Thomas LeBlanc, MD, MA, MHS presented on the topic of palliative care with a focus on the benefits of early concurrent specialist palliative care. He explained the difference between primary palliative care and specialty palliative care and stressed the concept that palliative care provides an extra layer of support for people facing serious illness. Dr. LeBlanc reviewed a number of clinical trials demonstrating that improved outcomes of integration of palliative care have included quality of life, symptom management, mood/depression, prognostic understanding, caregiver outcomes, utilization/costs, satisfaction, end-of-life outcomes, and survival.

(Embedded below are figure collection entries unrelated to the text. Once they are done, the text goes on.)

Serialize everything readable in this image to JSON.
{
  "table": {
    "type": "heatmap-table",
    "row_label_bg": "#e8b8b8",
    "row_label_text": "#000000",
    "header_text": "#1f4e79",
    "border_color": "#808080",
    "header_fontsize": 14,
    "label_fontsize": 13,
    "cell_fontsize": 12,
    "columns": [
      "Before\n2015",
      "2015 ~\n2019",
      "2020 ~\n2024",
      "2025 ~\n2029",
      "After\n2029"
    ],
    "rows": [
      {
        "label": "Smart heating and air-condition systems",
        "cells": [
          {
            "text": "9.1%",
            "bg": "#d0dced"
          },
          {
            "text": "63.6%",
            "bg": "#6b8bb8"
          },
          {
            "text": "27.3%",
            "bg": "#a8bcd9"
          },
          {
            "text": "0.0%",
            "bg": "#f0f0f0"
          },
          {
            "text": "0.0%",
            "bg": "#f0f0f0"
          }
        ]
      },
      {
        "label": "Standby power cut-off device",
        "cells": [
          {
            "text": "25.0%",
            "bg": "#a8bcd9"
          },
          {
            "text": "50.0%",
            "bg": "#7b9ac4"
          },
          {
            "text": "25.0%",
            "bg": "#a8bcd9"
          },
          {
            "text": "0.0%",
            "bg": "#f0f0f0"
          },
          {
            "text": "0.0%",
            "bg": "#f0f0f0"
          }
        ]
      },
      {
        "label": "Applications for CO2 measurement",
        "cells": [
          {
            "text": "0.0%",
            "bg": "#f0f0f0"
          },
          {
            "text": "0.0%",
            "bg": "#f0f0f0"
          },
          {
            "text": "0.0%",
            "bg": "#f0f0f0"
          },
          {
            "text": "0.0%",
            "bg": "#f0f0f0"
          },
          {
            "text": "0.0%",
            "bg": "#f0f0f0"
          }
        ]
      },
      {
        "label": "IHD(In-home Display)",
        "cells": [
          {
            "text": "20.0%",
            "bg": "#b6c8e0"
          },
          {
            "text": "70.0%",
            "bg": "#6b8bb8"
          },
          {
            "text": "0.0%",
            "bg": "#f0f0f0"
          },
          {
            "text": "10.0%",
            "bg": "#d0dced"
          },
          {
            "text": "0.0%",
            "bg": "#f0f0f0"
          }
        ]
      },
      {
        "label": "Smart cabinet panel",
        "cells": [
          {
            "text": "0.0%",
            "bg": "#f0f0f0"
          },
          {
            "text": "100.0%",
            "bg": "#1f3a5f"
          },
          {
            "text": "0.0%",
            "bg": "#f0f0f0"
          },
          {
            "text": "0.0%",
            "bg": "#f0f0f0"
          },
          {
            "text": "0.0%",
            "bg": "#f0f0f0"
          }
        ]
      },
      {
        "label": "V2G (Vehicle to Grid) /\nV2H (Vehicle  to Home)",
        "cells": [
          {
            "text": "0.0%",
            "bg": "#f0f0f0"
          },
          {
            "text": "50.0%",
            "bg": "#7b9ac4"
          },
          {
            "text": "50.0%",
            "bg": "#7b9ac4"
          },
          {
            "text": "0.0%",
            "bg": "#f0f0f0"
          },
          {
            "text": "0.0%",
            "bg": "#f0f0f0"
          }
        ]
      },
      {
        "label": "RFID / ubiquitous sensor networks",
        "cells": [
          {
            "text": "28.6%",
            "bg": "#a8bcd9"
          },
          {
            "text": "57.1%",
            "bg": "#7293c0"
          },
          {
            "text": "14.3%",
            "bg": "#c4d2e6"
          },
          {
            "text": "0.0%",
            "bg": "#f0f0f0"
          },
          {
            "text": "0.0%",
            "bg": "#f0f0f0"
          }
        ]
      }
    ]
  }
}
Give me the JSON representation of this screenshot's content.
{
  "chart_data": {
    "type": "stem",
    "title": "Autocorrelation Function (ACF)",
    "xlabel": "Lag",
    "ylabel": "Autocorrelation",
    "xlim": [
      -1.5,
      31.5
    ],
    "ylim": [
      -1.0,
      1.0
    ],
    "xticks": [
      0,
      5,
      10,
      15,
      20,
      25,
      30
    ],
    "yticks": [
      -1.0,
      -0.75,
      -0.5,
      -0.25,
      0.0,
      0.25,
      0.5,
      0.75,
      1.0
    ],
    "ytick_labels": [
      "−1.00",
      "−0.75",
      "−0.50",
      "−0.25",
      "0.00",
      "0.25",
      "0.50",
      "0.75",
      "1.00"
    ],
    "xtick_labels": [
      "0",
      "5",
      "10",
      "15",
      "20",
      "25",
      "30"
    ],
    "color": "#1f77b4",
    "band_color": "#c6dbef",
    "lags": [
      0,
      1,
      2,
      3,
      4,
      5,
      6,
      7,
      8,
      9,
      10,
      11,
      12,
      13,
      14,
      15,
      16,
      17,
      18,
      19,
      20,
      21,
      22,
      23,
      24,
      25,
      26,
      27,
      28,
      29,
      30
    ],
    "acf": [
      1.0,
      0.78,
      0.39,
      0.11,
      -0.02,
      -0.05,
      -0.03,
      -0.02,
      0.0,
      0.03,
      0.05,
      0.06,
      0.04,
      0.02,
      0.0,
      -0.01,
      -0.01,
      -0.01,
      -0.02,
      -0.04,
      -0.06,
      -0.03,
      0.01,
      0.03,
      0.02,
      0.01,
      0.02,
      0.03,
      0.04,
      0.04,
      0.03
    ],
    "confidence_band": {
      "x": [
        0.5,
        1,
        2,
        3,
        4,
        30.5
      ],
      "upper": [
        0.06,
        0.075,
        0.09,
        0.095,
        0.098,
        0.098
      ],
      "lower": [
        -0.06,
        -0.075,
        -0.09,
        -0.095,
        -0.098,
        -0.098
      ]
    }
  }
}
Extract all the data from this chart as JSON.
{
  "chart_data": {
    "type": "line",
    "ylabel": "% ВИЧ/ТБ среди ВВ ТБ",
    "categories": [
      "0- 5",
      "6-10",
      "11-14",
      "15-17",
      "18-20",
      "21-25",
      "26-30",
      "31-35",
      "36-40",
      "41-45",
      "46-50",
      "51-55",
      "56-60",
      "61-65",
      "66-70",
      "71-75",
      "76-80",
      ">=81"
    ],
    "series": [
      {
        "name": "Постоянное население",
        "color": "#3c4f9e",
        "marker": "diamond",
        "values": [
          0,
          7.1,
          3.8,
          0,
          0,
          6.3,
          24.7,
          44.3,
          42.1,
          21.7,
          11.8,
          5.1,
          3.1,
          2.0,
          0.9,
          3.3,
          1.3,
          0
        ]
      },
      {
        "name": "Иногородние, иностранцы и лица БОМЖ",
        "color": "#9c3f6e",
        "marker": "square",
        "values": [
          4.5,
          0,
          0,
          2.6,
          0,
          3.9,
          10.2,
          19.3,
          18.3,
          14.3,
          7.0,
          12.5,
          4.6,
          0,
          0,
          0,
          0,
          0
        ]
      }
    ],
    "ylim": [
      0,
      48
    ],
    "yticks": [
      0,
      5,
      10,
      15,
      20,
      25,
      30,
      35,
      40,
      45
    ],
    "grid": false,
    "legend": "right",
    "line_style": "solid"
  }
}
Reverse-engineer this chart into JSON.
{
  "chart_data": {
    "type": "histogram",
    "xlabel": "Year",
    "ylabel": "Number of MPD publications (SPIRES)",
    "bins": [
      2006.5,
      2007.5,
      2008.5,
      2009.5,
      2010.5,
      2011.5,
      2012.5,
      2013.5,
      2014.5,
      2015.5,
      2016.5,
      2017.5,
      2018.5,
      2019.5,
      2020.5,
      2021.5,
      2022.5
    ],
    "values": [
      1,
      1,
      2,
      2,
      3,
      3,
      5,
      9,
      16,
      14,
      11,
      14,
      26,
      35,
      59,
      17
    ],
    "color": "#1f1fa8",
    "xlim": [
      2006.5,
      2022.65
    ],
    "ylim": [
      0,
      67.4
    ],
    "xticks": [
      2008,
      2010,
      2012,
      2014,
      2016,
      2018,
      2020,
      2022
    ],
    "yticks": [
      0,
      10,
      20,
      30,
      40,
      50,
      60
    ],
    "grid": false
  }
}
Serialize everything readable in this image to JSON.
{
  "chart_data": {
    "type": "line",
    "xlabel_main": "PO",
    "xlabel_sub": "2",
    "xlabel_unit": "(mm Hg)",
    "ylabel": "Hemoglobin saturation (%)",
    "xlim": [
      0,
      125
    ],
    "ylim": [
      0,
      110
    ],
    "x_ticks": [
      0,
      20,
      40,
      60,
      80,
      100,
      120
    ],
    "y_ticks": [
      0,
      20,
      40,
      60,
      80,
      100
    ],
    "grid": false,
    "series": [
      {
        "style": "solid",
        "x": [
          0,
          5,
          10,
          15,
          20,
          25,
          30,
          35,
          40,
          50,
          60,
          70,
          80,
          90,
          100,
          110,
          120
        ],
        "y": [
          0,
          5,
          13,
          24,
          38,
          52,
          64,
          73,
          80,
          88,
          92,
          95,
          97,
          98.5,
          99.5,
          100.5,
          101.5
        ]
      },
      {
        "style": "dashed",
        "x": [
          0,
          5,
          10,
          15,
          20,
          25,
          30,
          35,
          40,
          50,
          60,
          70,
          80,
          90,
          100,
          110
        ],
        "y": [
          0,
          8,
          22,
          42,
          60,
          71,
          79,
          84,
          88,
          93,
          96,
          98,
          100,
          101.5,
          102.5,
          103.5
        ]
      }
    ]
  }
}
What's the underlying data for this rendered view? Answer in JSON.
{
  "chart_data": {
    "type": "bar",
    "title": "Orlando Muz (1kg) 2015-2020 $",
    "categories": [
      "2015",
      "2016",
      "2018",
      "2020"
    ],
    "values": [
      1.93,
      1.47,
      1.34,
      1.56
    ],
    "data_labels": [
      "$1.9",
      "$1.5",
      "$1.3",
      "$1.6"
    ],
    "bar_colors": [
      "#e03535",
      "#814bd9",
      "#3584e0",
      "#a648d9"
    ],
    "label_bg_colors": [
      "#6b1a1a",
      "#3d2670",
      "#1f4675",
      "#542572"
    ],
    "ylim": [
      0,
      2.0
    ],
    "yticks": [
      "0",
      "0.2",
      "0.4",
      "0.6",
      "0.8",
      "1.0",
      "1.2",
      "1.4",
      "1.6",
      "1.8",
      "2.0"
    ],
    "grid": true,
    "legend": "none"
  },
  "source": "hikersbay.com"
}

Jennifer Griggs, MD, MPH presented an update on the Palliative Radiation Pathways and reminded attendees of the history of their development. Please see the section in this newsletter on Palliative Radiation Pathways for People on Hospice or Considering Hospice for more information.

Steven Chang, MD and Samantha Tam, MD presented on the PROs initiative at Henry Ford Health (HFH). They described how PROs have been incorporated into the standard of care for oncology patients at HFH and shared several stories illustrating the benefits of embedding PROs in their electronic health record. Additionally, Dr. Tam shared several analyses on the PRO data collected from patients. Results show that as a patient approaches the end of life, patient-reported quality of life (QOL) worsens and the number of domains that fall into a severe range increases. Patient-reported QOL was also seen to be predictive of health care utilization and may be predictive of overall survival.

Andrew Russell, MD, MPH presented findings from two separate surveys aiming to describe the current landscape of access to clinic-based palliative care (CBPC) and describe how oncology practices in Michigan utilize referrals to palliative care (PC) clinics. The conclusions presented included that most MOQC practices have no access to palliative care within their health system or group practice, that wide geographic disparities exist in access to palliative care clinics, and that despite this, 43% of MOQC practices would not use e-consults.

The final presentation was by Mark Wagner, PharmD, BCOP and Katie Sias, PharmD, BCOP on the POEM initiative. They described the current state of POEM – to date 6 clinical pharmacists, 24 oncology sites, and 72 physicians participate in POEM. They discussed the benefits that having a POEM pharmacist offers and the ways in which they have impacted patient care. They also shared that 3 practices have created local Cancer Drug Repositories (CDR) and that POEM, MOQC, MICMT, and other stakeholders are working to develop a new, non-profit, state-wide repository called YesRX.